Movie Review: The Matrix



What is reality? How do we perceive it? Through our senses, our consciousness? Or something more?

Neo has always felt that something wasn’t right in his life. He could never place it, nor understand it. So he turns to something he can understand- computers. Neo is obsessed with them his apartment is filled with monitors and he tinkers and tinkers… troubled by something he cannot know.

Until that is, one day his computer tells him to follow something. And he does. This following leads him to a man named Morpheus. He gives Neo a choice, to go home or to come with him and learn the truth of life. Neo chooses the latter, and the Matrix is revealed.

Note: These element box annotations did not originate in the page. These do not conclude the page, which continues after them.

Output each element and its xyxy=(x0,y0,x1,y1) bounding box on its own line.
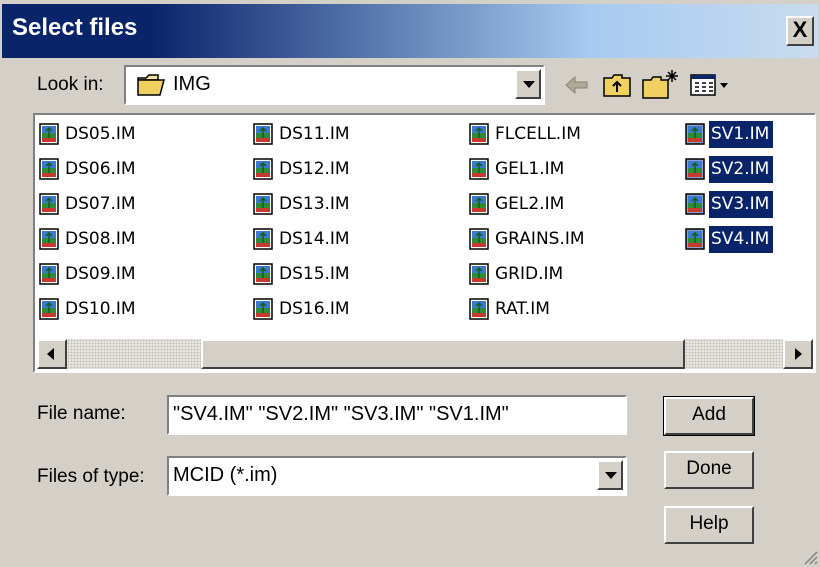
select-files-dialog: Select files X Look in: IMG DS05.IM DS06.… xyxy=(0,0,820,567)
file-name: SV4.IM xyxy=(709,225,774,253)
horizontal-scrollbar[interactable] xyxy=(37,339,813,369)
file-item[interactable]: DS08.IM xyxy=(39,224,140,254)
file-name: GRID.IM xyxy=(495,263,564,284)
file-item[interactable]: SV2.IM xyxy=(685,154,774,184)
image-file-icon xyxy=(253,158,273,180)
image-file-icon xyxy=(469,193,489,215)
new-folder-icon[interactable] xyxy=(640,68,680,102)
image-file-icon xyxy=(685,123,705,145)
file-name: SV2.IM xyxy=(709,155,774,183)
file-name: SV3.IM xyxy=(709,190,774,218)
file-item[interactable]: GEL2.IM xyxy=(469,189,568,219)
file-item[interactable]: DS10.IM xyxy=(39,294,140,324)
file-name-input[interactable]: "SV4.IM" "SV2.IM" "SV3.IM" "SV1.IM" xyxy=(167,395,627,435)
image-file-icon xyxy=(469,263,489,285)
image-file-icon xyxy=(685,158,705,180)
scroll-left-button[interactable] xyxy=(37,339,67,369)
image-file-icon xyxy=(39,228,59,250)
file-item[interactable]: DS09.IM xyxy=(39,259,140,289)
file-item[interactable]: DS11.IM xyxy=(253,119,354,149)
file-item[interactable]: DS07.IM xyxy=(39,189,140,219)
image-file-icon xyxy=(39,158,59,180)
image-file-icon xyxy=(469,228,489,250)
dialog-title: Select files xyxy=(12,14,138,41)
image-file-icon xyxy=(685,193,705,215)
look-in-dropdown-arrow[interactable] xyxy=(515,69,541,99)
file-item[interactable]: GRID.IM xyxy=(469,259,567,289)
file-item[interactable]: DS14.IM xyxy=(253,224,354,254)
view-menu-icon[interactable] xyxy=(688,68,732,102)
back-arrow-icon[interactable] xyxy=(560,68,594,102)
up-folder-icon[interactable] xyxy=(600,68,634,102)
scroll-right-button[interactable] xyxy=(783,339,813,369)
title-bar[interactable]: Select files X xyxy=(2,4,818,58)
files-of-type-dropdown[interactable]: MCID (*.im) xyxy=(167,456,627,496)
folder-icon xyxy=(137,74,165,96)
file-name-label: File name: xyxy=(37,403,126,424)
file-name: DS07.IM xyxy=(65,193,136,214)
file-name: DS13.IM xyxy=(279,193,350,214)
file-item[interactable]: FLCELL.IM xyxy=(469,119,585,149)
look-in-dropdown[interactable]: IMG xyxy=(124,65,545,105)
image-file-icon xyxy=(253,263,273,285)
file-name: RAT.IM xyxy=(495,298,550,319)
help-button[interactable]: Help xyxy=(664,506,754,544)
file-item[interactable]: GEL1.IM xyxy=(469,154,568,184)
image-file-icon xyxy=(253,228,273,250)
image-file-icon xyxy=(469,123,489,145)
file-name: DS11.IM xyxy=(279,123,350,144)
file-list[interactable]: DS05.IM DS06.IM DS07.IM DS08.IM DS09.IM DS10.… xyxy=(33,113,816,373)
file-name: GRAINS.IM xyxy=(495,228,585,249)
file-item[interactable]: SV4.IM xyxy=(685,224,774,254)
resize-grip-icon[interactable] xyxy=(802,549,818,565)
image-file-icon xyxy=(469,298,489,320)
files-of-type-dropdown-arrow[interactable] xyxy=(597,460,623,490)
look-in-label: Look in: xyxy=(37,74,104,95)
file-item[interactable]: DS15.IM xyxy=(253,259,354,289)
image-file-icon xyxy=(253,123,273,145)
file-name: FLCELL.IM xyxy=(495,123,581,144)
file-name: SV1.IM xyxy=(709,120,774,148)
image-file-icon xyxy=(469,158,489,180)
close-button[interactable]: X xyxy=(786,16,814,46)
files-of-type-value: MCID (*.im) xyxy=(173,464,278,486)
image-file-icon xyxy=(39,123,59,145)
file-name: DS14.IM xyxy=(279,228,350,249)
file-item[interactable]: SV3.IM xyxy=(685,189,774,219)
file-name: DS08.IM xyxy=(65,228,136,249)
file-item[interactable]: DS16.IM xyxy=(253,294,354,324)
file-item[interactable]: DS12.IM xyxy=(253,154,354,184)
file-item[interactable]: SV1.IM xyxy=(685,119,774,149)
file-name: DS16.IM xyxy=(279,298,350,319)
image-file-icon xyxy=(39,298,59,320)
file-item[interactable]: DS06.IM xyxy=(39,154,140,184)
image-file-icon xyxy=(39,193,59,215)
look-in-value: IMG xyxy=(173,73,211,95)
image-file-icon xyxy=(685,228,705,250)
file-item[interactable]: DS05.IM xyxy=(39,119,140,149)
image-file-icon xyxy=(253,298,273,320)
file-item[interactable]: GRAINS.IM xyxy=(469,224,589,254)
image-file-icon xyxy=(39,263,59,285)
file-name: GEL1.IM xyxy=(495,158,565,179)
file-name: DS15.IM xyxy=(279,263,350,284)
image-file-icon xyxy=(253,193,273,215)
add-button[interactable]: Add xyxy=(663,396,755,436)
file-item[interactable]: RAT.IM xyxy=(469,294,554,324)
file-item[interactable]: DS13.IM xyxy=(253,189,354,219)
done-button[interactable]: Done xyxy=(664,451,754,489)
file-name: GEL2.IM xyxy=(495,193,565,214)
files-of-type-label: Files of type: xyxy=(37,466,145,487)
file-name: DS05.IM xyxy=(65,123,136,144)
scrollbar-thumb[interactable] xyxy=(201,339,685,369)
file-name: DS10.IM xyxy=(65,298,136,319)
file-name: DS06.IM xyxy=(65,158,136,179)
file-name: DS12.IM xyxy=(279,158,350,179)
file-name: DS09.IM xyxy=(65,263,136,284)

Decades ago, Machines fought humanity. And the Machines one. Now they are using humans as enslaved batteries in the real world, while playing an incredibly realistic program into each persons’s consciousness. That is called the Matrix. Only “the One” can free humanity from the machines. And Morpheus believes Neo just might be that person.

Things I Liked

All of the characters in the real world stand up against the machines have committed themselves, no matter the cost, to freeing humanity and destroying the beings who control earth. With one remaining human city, these chances are growing slim. They sacrifice much for this cause, and that is what the movie truly is about. They give up comfort and safety to free people who don’t even know they need freeing.

The Matrix has been hailed as having immense amounts of Christian symbolism in the film, and it truly does. Neo is portrayed as the Christ figure, and acts as such. He has no individualistic goals, nor any anterior motives. He is saved at one point, through love. Similar to God’s love for the son. There is a woman named trinity, who works with Morpheus and Neo. Together they each bring a characteristic of the Real Trinity. Morpheus is a father figure. Neo is the sacrificial figure. Trinity is the the heart of the group. Many other allegorical references are made throughout the film, each reflecting in some way the Christian faith- even though no mention of God, prayers, or Jesus is used appropriately in context.

Things I Didn’t Like

The Matrix is rated “R” for violence mainly. You can die in the Matrix if you believe you are dead. Since the Matrix is so realistic, most everyone dies if they are fatally wounded in the program. Guns account for large amounts of these deaths. People are machine gunned down, shot in the back, shot in the head, shot in the leg… you get the point. In one slow motion scene, Neo dispatches a room full of guards. Blood spray is present, but no gore is shown.

Other feats of violence include a man being blasted with a laser cannon. Another takes a knife to the head. People are beat up with clubs and punches, bloodying their mouths and face. When one dies in the matrix, we see the people cough up lots of blood in the real world.

Trinity kisses Neo a few times, and wears very tight fitting clothes. A computer generated “woman in red” is made to distract Neo, and he is due to the way the woman is dressed. One guy tells Neo he can “hook him up” with the program later if he wanted. Neo declines. When one is woken from the Matrix, that person is naked, nothing inappropriate is shown, but the fact the person is nude is clear.

The S- word is the one of choice in this film. It is used about a dozen times. The Lords name is also taken in vain fairly constantly.

There are disturbing images in the film. This includes a scene where a mechanical bug is inserted into a human. Another time a person’s mouth is glued together. We see people in capsules hooked to dozens of cables and wires. It is very eerie and dark.

Closing Thoughts

I’m trying to free your mind, Neo. But I can only show you the door. You’re the one that has to walk through it. ~Morpheus~

If I had to classify this film, it would definitely be a mental thriller. The movie is not really about the story, but about the mind. It forces you to think “what if?” and question reality as you know it. It shows the futility of our senses and how sometimes, we have to rely on something greater. That something being Faith. Neo never understands fully why he must do things, he just does them because he knows that’s what he is supposed to do. He acts not on his senses, but his Faith. He always knew there was something more real than what he was living in the Matrix, and that is what the movie asks you.

Is there something more than what you are experiencing now?” It plants this seed of doubt for the viewer who doesn’t have an eternal perspective. The Matrix could quite possibly be the allegory for our lives, and challenges us to think about what is more real? For Christians, the answer is easy, we are living here for heaven. For one not of the Faith however, that question is not so easily answered.

That is just one of the many questions this movie asks. It is one of the most conversationally friendly of all the films I’ve watched, because it poses challenges which you must answer for yourself- based on your interpretation of reality. This makes The Matrix a powerful tool when conversing with others about the faith.

Now, I will grant you in a heartbeat that the violence is brutal and a bit bloody. That there is some sensuality and profanity no one wants to see or hear. You’ll have to decide wether those things outweigh the good or are overpowered by the message of questions. For me, it was the latter. I wasn’t reflecting on the violence at the end of this film, but rather the questions about a man’s existence it asked. And those are questions definitely worth pondering.